丈夫没做到的承诺,儿子做到了,她怎么想怎么欢喜。
等看到早起的儿子,一身官府,一顶高帽,顿时与有荣焉,差点热泪盈眶。
闻光寒看到她,走上前去,“娘,怎么不休息一会儿?”
闻张氏摸了摸眼角的泪,叹了口气,“没什么,我就是有点想你爹了,要是你爹还活着,看着你如今的样子,一定很是欣慰。”
她的样子让闻光寒也有点低沉,却又不能一直让人这样,便学着阿久的模样,给了自己娘亲一个坏笑。
“我觉得爹一定会羡慕多于欣慰,毕竟当初他自己都说若发挥得好,一定能入二甲,我现在可比我爹强呢。”
闻张氏无语了一瞬,瞪了他一眼,道:“这胡说八道的,赶紧去上工,迟到了小心你这身皮。”
“好嘞。”闻光寒应了一声,转身离开了。
等人走了,闻张氏笑了笑,突然有了点睡意,又回去睡回笼觉去了,毕竟赶路是真累。
是以,诺久书起床的时候,没看到家里的其他人,倒是看到了院子里拿着一本书在那儿念念有词的小少年。

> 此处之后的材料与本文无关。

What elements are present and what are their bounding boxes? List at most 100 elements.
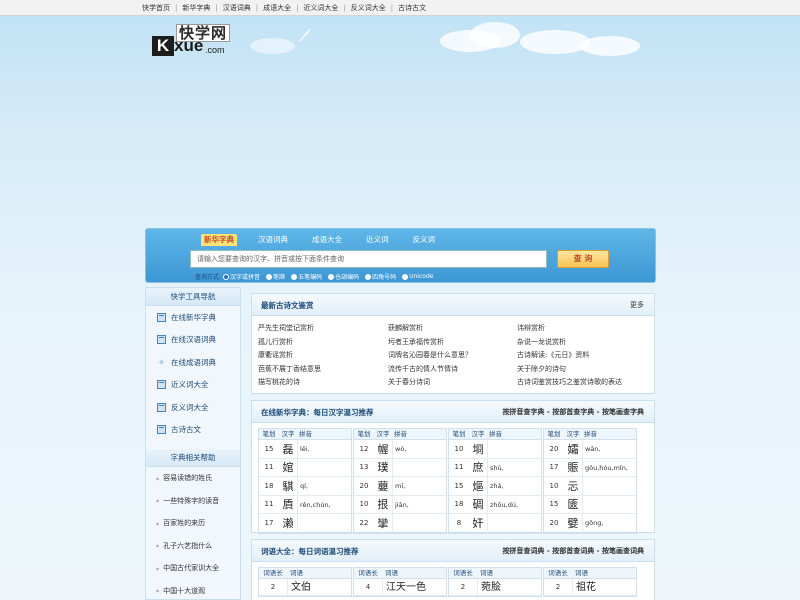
dict-row[interactable]: 18 騏 qí, (259, 477, 351, 496)
tab-chengyu[interactable]: 成语大全 (309, 234, 345, 246)
dict-lookup-links[interactable]: 按拼音查字典 - 按部首查字典 - 按笔画查字典 (502, 407, 644, 417)
hanzi-char[interactable]: 庶 (469, 459, 487, 475)
top-nav-home[interactable]: 快学首页 (142, 4, 170, 13)
words-lookup-links[interactable]: 按拼音查词典 - 按部首查词典 - 按笔画查词典 (502, 546, 644, 556)
dict-row[interactable]: 18 碉 zhōu,dú, (449, 495, 541, 514)
search-button[interactable]: 查 询 (557, 250, 609, 268)
top-nav-gushi[interactable]: 古诗古文 (398, 4, 426, 13)
dict-row[interactable]: 15 磊 lěi, (259, 440, 351, 459)
hanzi-char[interactable]: 濑 (279, 515, 297, 531)
hanzi-char[interactable]: 匳 (564, 496, 582, 512)
help-item[interactable]: 百家姓的来历 (146, 512, 240, 535)
method-radio-hanzi[interactable]: 汉字或拼音 (223, 272, 260, 281)
top-nav-jinyi[interactable]: 近义词大全 (303, 4, 338, 13)
method-radio-cangjie[interactable]: 仓颉编码 (328, 272, 359, 281)
word-row[interactable]: 4 江天一色 (354, 579, 446, 596)
hanzi-char[interactable]: 拫 (374, 496, 392, 512)
dict-row[interactable]: 13 璞 (354, 458, 446, 477)
hanzi-char[interactable]: 攣 (374, 515, 392, 531)
word-row[interactable]: 2 菀脍 (449, 579, 541, 596)
word-row[interactable]: 2 文伯 (259, 579, 351, 596)
poem-link[interactable]: 孤儿行赏析 (258, 336, 388, 350)
dict-row[interactable]: 20 蘡 mǐ, (354, 477, 446, 496)
hanzi-char[interactable]: 熰 (469, 478, 487, 494)
hanzi-char[interactable]: 忈 (564, 478, 582, 494)
dict-row[interactable]: 11 貭 rěn,chún, (259, 495, 351, 514)
sidebar-item-jinyi[interactable]: 近义词大全 (146, 374, 240, 397)
sidebar-item-gushi[interactable]: 古诗古文 (146, 419, 240, 442)
poem-link[interactable]: 词牌名沁园春是什么意思？ (388, 349, 517, 363)
word-row[interactable]: 2 祖花 (544, 579, 636, 596)
method-radio-unicode[interactable]: Unicode (402, 273, 433, 280)
sidebar-item-chengyu[interactable]: ✧ 在线成语词典 (146, 351, 240, 374)
hanzi-char[interactable]: 奸 (469, 515, 487, 531)
top-nav-chengyu[interactable]: 成语大全 (263, 4, 291, 13)
help-item[interactable]: 中国十大道观 (146, 580, 240, 600)
tab-hanyu[interactable]: 汉语词典 (255, 234, 291, 246)
dict-row[interactable]: 10 忈 (544, 477, 636, 496)
dict-row[interactable]: 10 拫 jiān, (354, 495, 446, 514)
dict-row[interactable]: 17 賑 gōu,hóu,mǐn, (544, 458, 636, 477)
hanzi-char[interactable]: 磊 (279, 441, 297, 457)
poem-link[interactable]: 关于春分诗词 (388, 376, 517, 390)
poem-link[interactable]: 描写桃花的诗 (258, 376, 388, 390)
hanzi-char[interactable]: 碉 (469, 496, 487, 512)
dict-row[interactable]: 8奸 (449, 514, 541, 533)
word-text[interactable]: 祖花 (572, 579, 636, 595)
hanzi-char[interactable]: 嬖 (564, 515, 582, 531)
top-nav-xinhua[interactable]: 新华字典 (182, 4, 210, 13)
dict-row[interactable]: 15 熰 zhá, (449, 477, 541, 496)
poem-link[interactable]: 古诗词鉴赏技巧之鉴赏诗歌的表达 (517, 376, 646, 390)
help-item[interactable]: 容易读错的姓氏 (146, 467, 240, 490)
tab-xinhua[interactable]: 新华字典 (201, 234, 237, 246)
word-table: 词语长 词语 2 文伯 词语长 词语 4 江天一色 词语长 词语 2 菀脍 词语长 词语 2 祖花 (252, 562, 654, 597)
poem-link[interactable]: 杂说一龙说赏析 (517, 336, 646, 350)
hanzi-char[interactable]: 蘡 (374, 478, 392, 494)
poem-link[interactable]: 流传千古的情人节情诗 (388, 363, 517, 377)
hanzi-char[interactable]: 孀 (564, 441, 582, 457)
dict-row[interactable]: 20 孀 wān, (544, 440, 636, 459)
hanzi-char[interactable]: 貭 (279, 496, 297, 512)
help-item[interactable]: 中国古代家训大全 (146, 557, 240, 580)
help-item[interactable]: 一些特殊字的读音 (146, 490, 240, 513)
dict-row[interactable]: 15 匳 (544, 495, 636, 514)
method-radio-sijiao[interactable]: 四角号码 (365, 272, 396, 281)
help-item[interactable]: 孔子六艺指什么 (146, 535, 240, 558)
word-text[interactable]: 菀脍 (477, 579, 541, 595)
dict-row[interactable]: 17 濑 (259, 514, 351, 533)
poem-link[interactable]: 讳辩赏析 (517, 322, 646, 336)
word-text[interactable]: 文伯 (287, 579, 351, 595)
sidebar-item-xinhua[interactable]: 在线新华字典 (146, 306, 240, 329)
dict-row[interactable]: 11 庶 shù, (449, 458, 541, 477)
more-link[interactable]: 更多 (630, 300, 644, 310)
dict-row[interactable]: 12 幄 wò, (354, 440, 446, 459)
hanzi-char[interactable]: 幄 (374, 441, 392, 457)
method-radio-bishun[interactable]: 笔顺 (266, 272, 285, 281)
tab-jinyi[interactable]: 近义词 (363, 234, 392, 246)
dict-row[interactable]: 10 埛 (449, 440, 541, 459)
poem-link[interactable]: 芭蕉不展丁香结意思 (258, 363, 388, 377)
hanzi-char[interactable]: 婠 (279, 459, 297, 475)
poem-link[interactable]: 康衢谣赏析 (258, 349, 388, 363)
dict-row[interactable]: 20 嬖 gōng, (544, 514, 636, 533)
sidebar-item-hanyu[interactable]: 在线汉语词典 (146, 329, 240, 352)
dict-row[interactable]: 22 攣 (354, 514, 446, 533)
top-nav-fanyi[interactable]: 反义词大全 (351, 4, 386, 13)
hanzi-char[interactable]: 騏 (279, 478, 297, 494)
dict-row[interactable]: 11 婠 (259, 458, 351, 477)
poem-link[interactable]: 严先生祠堂记赏析 (258, 322, 388, 336)
method-radio-wubi[interactable]: 五笔编码 (291, 272, 322, 281)
poem-link[interactable]: 圬者王承福传赏析 (388, 336, 517, 350)
hanzi-char[interactable]: 賑 (564, 459, 582, 475)
search-input[interactable]: 请输入您要查询的汉字、拼音或按下面条件查询 (190, 250, 547, 268)
word-text[interactable]: 江天一色 (382, 579, 446, 595)
poem-link[interactable]: 获麟解赏析 (388, 322, 517, 336)
tab-fanyi[interactable]: 反义词 (410, 234, 439, 246)
poem-link[interactable]: 关于除夕的诗句 (517, 363, 646, 377)
poem-link[interactable]: 古诗解读:《元日》资料 (517, 349, 646, 363)
sidebar-item-fanyi[interactable]: 反义词大全 (146, 396, 240, 419)
hanzi-char[interactable]: 埛 (469, 441, 487, 457)
top-nav-hanyu[interactable]: 汉语词典 (223, 4, 251, 13)
hanzi-char[interactable]: 璞 (374, 459, 392, 475)
site-logo[interactable]: 快学网 K xue .com (152, 24, 240, 58)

那颀长的身形,那认真的表情,让诺久书有一瞬间的恍惚,好似看到了少时的闻光寒。
诺久书欣慰地笑笑,没去打扰她,亲自去了厨房看早饭好了没有,顺便给这努力的小少年加加餐。
这是他们闻家的长子来着,可不能累坏了。
不过,柳先生这回能放闻立嵩跟着一起来京城,倒叫诺久书有些惊讶。
吃过早饭,休息了一上午,下午诺久书就带着人去逛了京城,顺带把想看书的闻立嵩也一并带上,还恐吓他,“你这么有点闭门造车了,读万卷书,行万里路知道吗?”
闻立嵩只能无奈跟上。
一家子人,包括两个小孩儿一起,在京城好好逛了一下午,诺久书这才发觉,虽然来京半年,但是自己还是摸不清究竟哪里是哪里,倒是陈将,很快就摸清了京城的四通八达。
惹得诺久书问他,“陈大哥,你来过?”
“嗯。”陈将点头。
还不待诺久书露出“果然如此”的表情,就听陈将道:“当初跟着大军入京述职,进过一次,但只走过主街,这些好玩的地方倒是没来过。”

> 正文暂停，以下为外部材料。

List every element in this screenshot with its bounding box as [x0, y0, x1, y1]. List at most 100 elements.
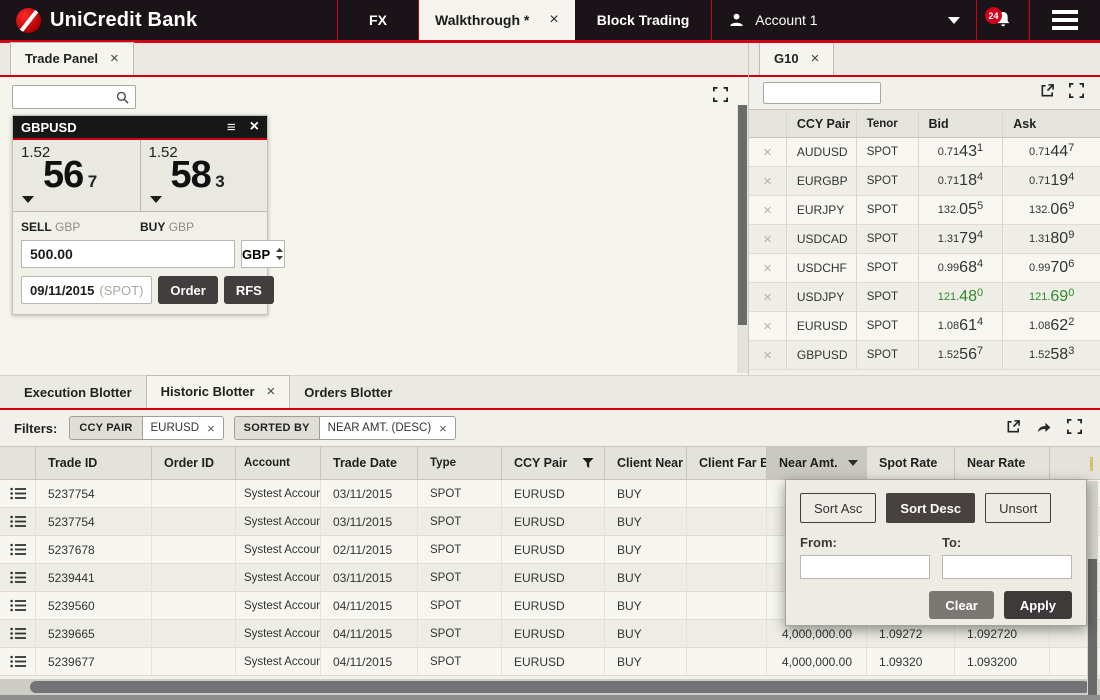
col-tenor[interactable]: Tenor [857, 110, 919, 137]
search-input[interactable] [13, 86, 116, 108]
bid-cell[interactable]: 0.71184 [919, 167, 1004, 195]
unsort-button[interactable]: Unsort [985, 493, 1051, 523]
g10-search-input[interactable] [763, 82, 881, 104]
tab-trade-panel[interactable]: Trade Panel × [10, 42, 134, 75]
blotter-row[interactable]: 5239677 Systest Account 04/11/2015 SPOT … [0, 648, 1100, 676]
remove-row-icon[interactable]: × [749, 167, 787, 195]
bid-cell[interactable]: 0.71431 [919, 138, 1004, 166]
to-input[interactable] [942, 555, 1072, 579]
close-icon[interactable]: × [549, 11, 558, 29]
filter-chip-sorted-by[interactable]: SORTED BY NEAR AMT. (DESC) × [234, 416, 456, 440]
remove-row-icon[interactable]: × [749, 196, 787, 224]
sort-asc-button[interactable]: Sort Asc [800, 493, 876, 523]
row-menu-icon[interactable] [0, 592, 36, 619]
ask-cell[interactable]: 1.52583 [1003, 341, 1100, 369]
buy-price-button[interactable]: 1.52 58 3 [141, 140, 268, 211]
row-menu-icon[interactable] [0, 648, 36, 675]
order-button[interactable]: Order [158, 276, 217, 304]
account-selector[interactable]: Account 1 [712, 0, 976, 40]
col-trade-id[interactable]: Trade ID [36, 447, 152, 479]
col-trade-date[interactable]: Trade Date [321, 447, 418, 479]
notifications-button[interactable]: 24 [977, 0, 1029, 40]
bid-cell[interactable]: 0.99684 [919, 254, 1004, 282]
g10-row[interactable]: × GBPUSD SPOT 1.52567 1.52583 [749, 341, 1100, 370]
from-input[interactable] [800, 555, 930, 579]
rfs-button[interactable]: RFS [224, 276, 274, 304]
close-icon[interactable]: × [110, 50, 119, 67]
popout-icon[interactable] [1040, 83, 1055, 98]
tab-g10[interactable]: G10 × [759, 43, 834, 75]
tab-execution-blotter[interactable]: Execution Blotter [10, 378, 146, 408]
ask-cell[interactable]: 0.99706 [1003, 254, 1100, 282]
g10-row[interactable]: × EURGBP SPOT 0.71184 0.71194 [749, 167, 1100, 196]
fullscreen-icon[interactable] [1069, 83, 1084, 98]
ask-cell[interactable]: 132.069 [1003, 196, 1100, 224]
remove-row-icon[interactable]: × [749, 341, 787, 369]
row-menu-icon[interactable] [0, 508, 36, 535]
filter-icon[interactable] [582, 457, 594, 469]
menu-button[interactable] [1030, 0, 1100, 40]
remove-row-icon[interactable]: × [749, 225, 787, 253]
bid-cell[interactable]: 1.31794 [919, 225, 1004, 253]
sort-desc-button[interactable]: Sort Desc [886, 493, 975, 523]
bid-cell[interactable]: 1.52567 [919, 341, 1004, 369]
close-icon[interactable]: × [439, 421, 447, 436]
col-near-rate[interactable]: Near Rate [955, 447, 1050, 479]
g10-row[interactable]: × USDCAD SPOT 1.31794 1.31809 [749, 225, 1100, 254]
filter-chip-ccy-pair[interactable]: CCY PAIR EURUSD × [69, 416, 223, 440]
apply-button[interactable]: Apply [1004, 591, 1072, 619]
share-icon[interactable] [1036, 419, 1052, 434]
row-menu-icon[interactable] [0, 620, 36, 647]
col-client-near-base[interactable]: Client Near Bas [605, 447, 687, 479]
blotter-vertical-scrollbar[interactable] [1087, 481, 1098, 695]
tab-block-trading[interactable]: Block Trading [575, 0, 712, 40]
g10-row[interactable]: × EURJPY SPOT 132.055 132.069 [749, 196, 1100, 225]
bid-cell[interactable]: 132.055 [919, 196, 1004, 224]
currency-select[interactable]: GBP [241, 240, 285, 268]
col-bid[interactable]: Bid [919, 110, 1004, 137]
tab-walkthrough[interactable]: Walkthrough * × [419, 0, 575, 40]
col-order-id[interactable]: Order ID [152, 447, 236, 479]
amount-input[interactable] [21, 240, 235, 268]
tab-fx[interactable]: FX [338, 0, 418, 40]
blotter-horizontal-scrollbar[interactable] [0, 679, 1100, 695]
ask-cell[interactable]: 0.71194 [1003, 167, 1100, 195]
close-icon[interactable]: × [267, 383, 276, 400]
row-menu-icon[interactable] [0, 536, 36, 563]
fullscreen-icon[interactable] [713, 87, 728, 102]
col-ccy-pair[interactable]: CCY Pair [787, 110, 857, 137]
remove-row-icon[interactable]: × [749, 312, 787, 340]
col-type[interactable]: Type [418, 447, 502, 479]
g10-row[interactable]: × USDCHF SPOT 0.99684 0.99706 [749, 254, 1100, 283]
g10-row[interactable]: × AUDUSD SPOT 0.71431 0.71447 [749, 138, 1100, 167]
tab-orders-blotter[interactable]: Orders Blotter [290, 378, 406, 408]
clear-button[interactable]: Clear [929, 591, 994, 619]
fullscreen-icon[interactable] [1067, 419, 1082, 434]
ask-cell[interactable]: 1.31809 [1003, 225, 1100, 253]
bid-cell[interactable]: 1.08614 [919, 312, 1004, 340]
ask-cell[interactable]: 0.71447 [1003, 138, 1100, 166]
tile-menu-icon[interactable]: ≡ [227, 120, 236, 135]
row-menu-icon[interactable] [0, 564, 36, 591]
g10-row[interactable]: × EURUSD SPOT 1.08614 1.08622 [749, 312, 1100, 341]
tab-historic-blotter[interactable]: Historic Blotter × [146, 375, 291, 408]
row-menu-icon[interactable] [0, 480, 36, 507]
remove-row-icon[interactable]: × [749, 254, 787, 282]
col-ccy-pair[interactable]: CCY Pair [502, 447, 605, 479]
col-ask[interactable]: Ask [1003, 110, 1100, 137]
col-spot-rate[interactable]: Spot Rate [867, 447, 955, 479]
col-client-far-base[interactable]: Client Far Base [687, 447, 767, 479]
tile-close-icon[interactable]: × [250, 119, 259, 135]
col-account[interactable]: Account [236, 447, 321, 479]
value-date-field[interactable]: 09/11/2015 (SPOT) [21, 276, 152, 304]
ask-cell[interactable]: 1.08622 [1003, 312, 1100, 340]
close-icon[interactable]: × [811, 50, 820, 67]
g10-row[interactable]: × USDJPY SPOT 121.480 121.690 [749, 283, 1100, 312]
trade-panel-scrollbar[interactable] [737, 105, 748, 373]
popout-icon[interactable] [1006, 419, 1021, 434]
close-icon[interactable]: × [207, 421, 215, 436]
bid-cell[interactable]: 121.480 [919, 283, 1004, 311]
sell-price-button[interactable]: 1.52 56 7 [13, 140, 141, 211]
remove-row-icon[interactable]: × [749, 283, 787, 311]
remove-row-icon[interactable]: × [749, 138, 787, 166]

他那语气还有点遗憾,却让诺久书听到了对她方向感的“嘲讽”。
其实她不是路痴,是这京城的街道真的复杂,她第一次走,记不住也正常。
一家子人逛了一天,遇上了下工的闻光寒,这才一并回家去。
诺久书又陪了家里人两天,然后才把心思放在事业上,跑去造纸厂看看,确保造纸厂的进度。
临走前,陈将带了两个人到她面前,道:“夫人,我带着两个人跟着你,免得又出什么岔子。”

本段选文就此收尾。